A book for anyone with an adventurous spirit.
A book that will remind you what life is all about.
It’s as if Dave Barry and Charles Kuralt squeezed together onto a bicycle to pedal across America and around the world, filing outrageous dispatches along the way. Insightful, humane, sublimely amusing—Metal Cowboy finds nobility in the common man, explains true bicycle-love, celebrates the beauty of the country, and charmingly relates encounters with malcontents and misfits.
Most of all, Metal Cowboy is a quest. It is the record of a young man seeking meaning in the world, trying to find what is good in the people he meets, what is good in himself, and a route off the prescribed roadways of life.

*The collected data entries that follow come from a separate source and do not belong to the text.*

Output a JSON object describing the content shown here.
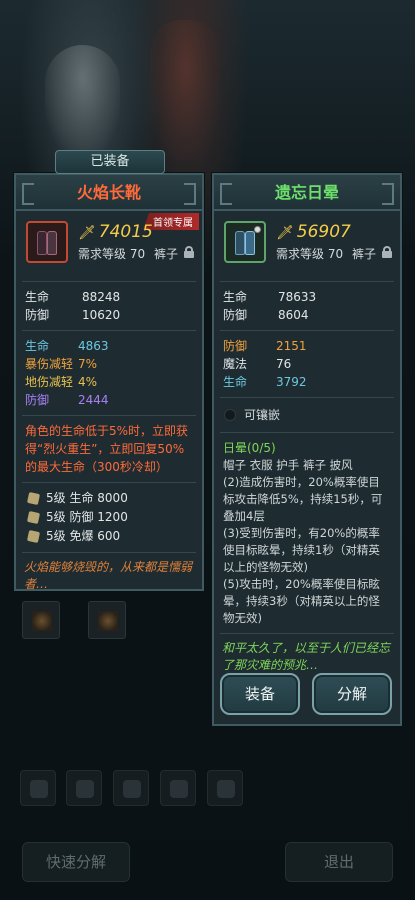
{
  "equipped_label": "已装备",
  "left": {
    "name": "火焰长靴",
    "badge": "首领专属",
    "power": "74015",
    "req": "需求等级 70",
    "slot": "裤子",
    "base_stats": [
      {
        "k": "生命",
        "v": "88248"
      },
      {
        "k": "防御",
        "v": "10620"
      }
    ],
    "extra_stats": [
      {
        "k": "生命",
        "v": "4863",
        "color": "#6cc8e0"
      },
      {
        "k": "暴伤减轻",
        "v": "7%",
        "color": "#f0a23c"
      },
      {
        "k": "地伤减轻",
        "v": "4%",
        "color": "#e8c04a"
      },
      {
        "k": "防御",
        "v": "2444",
        "color": "#a880f4"
      }
    ],
    "special": "角色的生命低于5%时，立即获得“烈火重生”，立即回复50%的最大生命（300秒冷却）",
    "tiers": [
      {
        "level": "5级",
        "text": "生命 8000"
      },
      {
        "level": "5级",
        "text": "防御 1200"
      },
      {
        "level": "5级",
        "text": "免爆 600"
      }
    ],
    "flavor": "火焰能够烧毁的，从来都是懦弱者…"
  },
  "right": {
    "name": "遗忘日晕",
    "power": "56907",
    "req": "需求等级 70",
    "slot": "裤子",
    "base_stats": [
      {
        "k": "生命",
        "v": "78633"
      },
      {
        "k": "防御",
        "v": "8604"
      }
    ],
    "extra_stats": [
      {
        "k": "防御",
        "v": "2151",
        "color": "#f0a23c"
      },
      {
        "k": "魔法",
        "v": "76",
        "color": "#dfe4e6"
      },
      {
        "k": "生命",
        "v": "3792",
        "color": "#6cc8e0"
      }
    ],
    "socket": "可镶嵌",
    "set_title": "日晕(0/5)",
    "set_pieces": "帽子 衣服 护手 裤子 披风",
    "set_bonus_1": "(2)造成伤害时，20%概率使目标攻击降低5%，持续15秒，可叠加4层",
    "set_bonus_2": "(3)受到伤害时，有20%的概率使目标眩晕，持续1秒（对精英以上的怪物无效)",
    "set_bonus_3": "(5)攻击时，20%概率使目标眩晕，持续3秒（对精英以上的怪物无效)",
    "flavor": "和平太久了，以至于人们已经忘了那灾难的预兆…",
    "equip_button": "装备",
    "dismantle_button": "分解"
  },
  "bottom": {
    "quick_dismantle": "快速分解",
    "exit": "退出"
  }
}
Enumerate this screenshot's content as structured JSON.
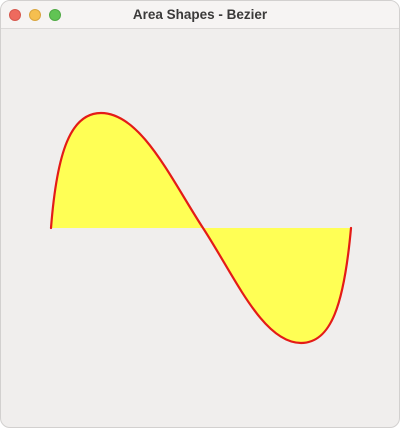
{
  "window": {
    "title": "Area Shapes - Bezier"
  },
  "titlebar": {
    "buttons": [
      {
        "name": "close",
        "color": "#ee6a5e"
      },
      {
        "name": "minimize",
        "color": "#f5bf4f"
      },
      {
        "name": "maximize",
        "color": "#61c454"
      }
    ]
  },
  "shape": {
    "type": "bezier-area",
    "fill_color": "#ffff55",
    "stroke_color": "#e41b17"
  },
  "colors": {
    "window_bg": "#f0eeed",
    "titlebar_bg": "#f6f4f3"
  }
}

From the moment an old blind rancher in Pocatello, Idaho, tapped his cane over Joe Kurmaskie and his loaded touring bike, stood back, and said, “Ah, metal cowboy,” the quest had a name.
The forty essays in this book describe the highlights and low moments of Metal Cowboy’s cycling life: from his hallowed beginnings at age five, absconding with his sister’s bike, through five cross-country tours—sleeping in cemeteries, cycling through an Elvis-impersonator convention, being attacked by geese, meeting madmen (and enjoying their comp-any), meeting a 78-year-old cyclist (and struggling to keep up), following bad directions, eating anything not nailed down, being saved by real cowboys, being run off the road by real rednecks, meeting his future wife (while cycling), and a host of other trials, triumphs, and turns along the road less pedaled.
Joe “Metal Cowboy” Kurmaskie is an unforgettable, ebullient, inspiring, bighearted storyteller. His love for bicycles, and for humanity, is infectious. Metal Cowboy will bring a smile to the face (and adrenaline to the bloodstream) of anyone who has ever ridden a bicycle.